Dublin sous forte présence policière après des émeutes qui ont fait «honte» à l'Irlande

  • Pendant plusieurs heures jeudi soir, près de 500 émeutiers ont incendié des véhicules, pillé et saccagé des commerces et affronté la police, dans un quartier du centre de Dublin où vivent de nombreuses personnes immigrées
  • Ces violences ont éclaté après qu'un homme armé d'un couteau eut agressé plusieurs personnes en début d'après-midi près d'une école à Dublin, faisait quatre blessés, une institutrice et trois enfants

DUBLIN, Irlande : La ville de Dublin était sous haute surveillance policière vendredi soir, avec quelques rares incidents au lendemain d'émeutes d'extrême droite qui ont éclaté après une attaque au couteau et ont fait «honte à l'Irlande», selon son Premier ministre.

Une poignée de personnes ont été arrêtées dans le centre-ville de la capitale irlandaise en début de soirée, a constaté un journaliste de l'AFP, à qui la police a indiqué ne pas s'attendre à de «sérieux incidents».

«Le centre de Dublin est ouvert normalement» avait-elle voulu rassurer sur X (ex-Twitter) plus tôt dans l'après-midi, avec un «plan de maintien de l'ordre renforcé» et le déploiement de deux canons à eau par précaution.

Pendant plusieurs heures jeudi soir, près de 500 émeutiers ont incendié des véhicules, pillé et saccagé des commerces et affronté la police, dans un quartier du centre de Dublin où vivent de nombreuses personnes immigrées.
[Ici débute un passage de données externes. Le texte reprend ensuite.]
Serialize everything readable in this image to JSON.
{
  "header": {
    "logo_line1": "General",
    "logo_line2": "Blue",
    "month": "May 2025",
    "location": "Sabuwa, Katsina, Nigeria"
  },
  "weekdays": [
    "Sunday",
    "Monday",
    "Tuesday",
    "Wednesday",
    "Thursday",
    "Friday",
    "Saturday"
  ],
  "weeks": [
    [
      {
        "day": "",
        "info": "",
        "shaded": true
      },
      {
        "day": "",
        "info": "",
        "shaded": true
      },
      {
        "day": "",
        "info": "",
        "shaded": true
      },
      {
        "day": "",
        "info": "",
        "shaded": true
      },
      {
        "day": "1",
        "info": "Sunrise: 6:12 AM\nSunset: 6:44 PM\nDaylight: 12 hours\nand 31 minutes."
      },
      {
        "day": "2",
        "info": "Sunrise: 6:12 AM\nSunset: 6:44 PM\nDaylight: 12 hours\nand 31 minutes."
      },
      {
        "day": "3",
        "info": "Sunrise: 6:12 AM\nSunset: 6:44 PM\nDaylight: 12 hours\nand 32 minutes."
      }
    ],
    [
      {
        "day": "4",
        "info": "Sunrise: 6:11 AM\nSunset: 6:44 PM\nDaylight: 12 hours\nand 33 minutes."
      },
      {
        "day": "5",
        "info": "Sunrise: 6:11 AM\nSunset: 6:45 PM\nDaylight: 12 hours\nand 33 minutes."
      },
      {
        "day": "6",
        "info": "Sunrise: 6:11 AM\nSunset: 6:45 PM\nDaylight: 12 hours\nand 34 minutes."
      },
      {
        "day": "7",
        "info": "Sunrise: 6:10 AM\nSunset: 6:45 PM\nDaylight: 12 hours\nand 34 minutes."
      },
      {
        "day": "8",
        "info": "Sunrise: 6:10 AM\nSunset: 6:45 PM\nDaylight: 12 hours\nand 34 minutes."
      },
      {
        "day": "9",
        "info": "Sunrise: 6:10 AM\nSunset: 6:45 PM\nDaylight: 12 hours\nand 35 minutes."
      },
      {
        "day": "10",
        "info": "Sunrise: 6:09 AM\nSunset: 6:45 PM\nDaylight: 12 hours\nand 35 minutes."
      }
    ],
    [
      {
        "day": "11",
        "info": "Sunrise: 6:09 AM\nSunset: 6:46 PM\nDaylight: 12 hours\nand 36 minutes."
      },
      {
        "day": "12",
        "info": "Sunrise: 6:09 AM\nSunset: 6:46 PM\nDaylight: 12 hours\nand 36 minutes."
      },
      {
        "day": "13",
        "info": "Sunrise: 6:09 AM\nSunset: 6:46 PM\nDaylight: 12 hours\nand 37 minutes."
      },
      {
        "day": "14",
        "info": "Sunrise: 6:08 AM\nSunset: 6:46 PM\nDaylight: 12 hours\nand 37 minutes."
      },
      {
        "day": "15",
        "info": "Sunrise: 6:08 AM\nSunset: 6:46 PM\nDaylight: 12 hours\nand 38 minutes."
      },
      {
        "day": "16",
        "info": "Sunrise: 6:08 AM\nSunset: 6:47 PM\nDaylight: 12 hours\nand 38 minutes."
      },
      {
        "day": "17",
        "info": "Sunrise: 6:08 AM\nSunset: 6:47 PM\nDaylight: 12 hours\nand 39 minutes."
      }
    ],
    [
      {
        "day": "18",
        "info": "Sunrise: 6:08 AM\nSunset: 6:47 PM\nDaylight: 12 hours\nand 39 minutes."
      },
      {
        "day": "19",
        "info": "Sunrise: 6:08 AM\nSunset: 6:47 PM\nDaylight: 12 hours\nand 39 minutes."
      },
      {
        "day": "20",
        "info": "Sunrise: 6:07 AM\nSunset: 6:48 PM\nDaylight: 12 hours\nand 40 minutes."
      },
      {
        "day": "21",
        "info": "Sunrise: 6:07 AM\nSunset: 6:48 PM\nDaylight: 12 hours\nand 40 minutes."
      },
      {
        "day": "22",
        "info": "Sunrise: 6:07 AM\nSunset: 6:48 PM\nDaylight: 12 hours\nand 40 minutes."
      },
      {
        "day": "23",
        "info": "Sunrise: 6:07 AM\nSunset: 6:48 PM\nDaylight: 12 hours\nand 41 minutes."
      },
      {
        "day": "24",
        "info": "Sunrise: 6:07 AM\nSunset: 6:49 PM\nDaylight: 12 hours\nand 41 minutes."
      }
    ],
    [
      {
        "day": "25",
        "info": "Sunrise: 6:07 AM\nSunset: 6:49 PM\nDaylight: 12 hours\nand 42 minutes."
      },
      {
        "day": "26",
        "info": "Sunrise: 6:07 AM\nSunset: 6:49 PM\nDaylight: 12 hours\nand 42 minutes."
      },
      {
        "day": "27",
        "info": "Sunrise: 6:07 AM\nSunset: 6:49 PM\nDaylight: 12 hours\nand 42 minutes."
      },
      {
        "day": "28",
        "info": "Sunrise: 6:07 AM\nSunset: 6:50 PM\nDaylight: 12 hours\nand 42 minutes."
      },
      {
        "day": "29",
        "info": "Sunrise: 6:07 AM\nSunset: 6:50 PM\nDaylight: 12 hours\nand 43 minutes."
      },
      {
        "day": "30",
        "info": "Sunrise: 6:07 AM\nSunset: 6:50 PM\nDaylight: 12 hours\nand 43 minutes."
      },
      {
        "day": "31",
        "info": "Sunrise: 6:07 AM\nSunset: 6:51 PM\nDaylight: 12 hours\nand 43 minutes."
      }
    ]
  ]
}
Ces violences ont éclaté après qu'un homme armé d'un couteau eut agressé plusieurs personnes en début d'après-midi près d'une école à Dublin, faisait quatre blessés, une institutrice et trois enfants.

Une petite de fille de cinq ans était «dans un état critique» vendredi. L'enseignante se trouve dans «un état grave», selon la police.

Également blessé, l'agresseur a été maîtrisé et arrêté sur place, grâce notamment à l'intervention d'un livreur brésilien et d'un Français de 17 ans. Il s'agirait, selon le quotidien Irish Times, d'un homme ayant été naturalisé et vivant en Irlande depuis 20 ans.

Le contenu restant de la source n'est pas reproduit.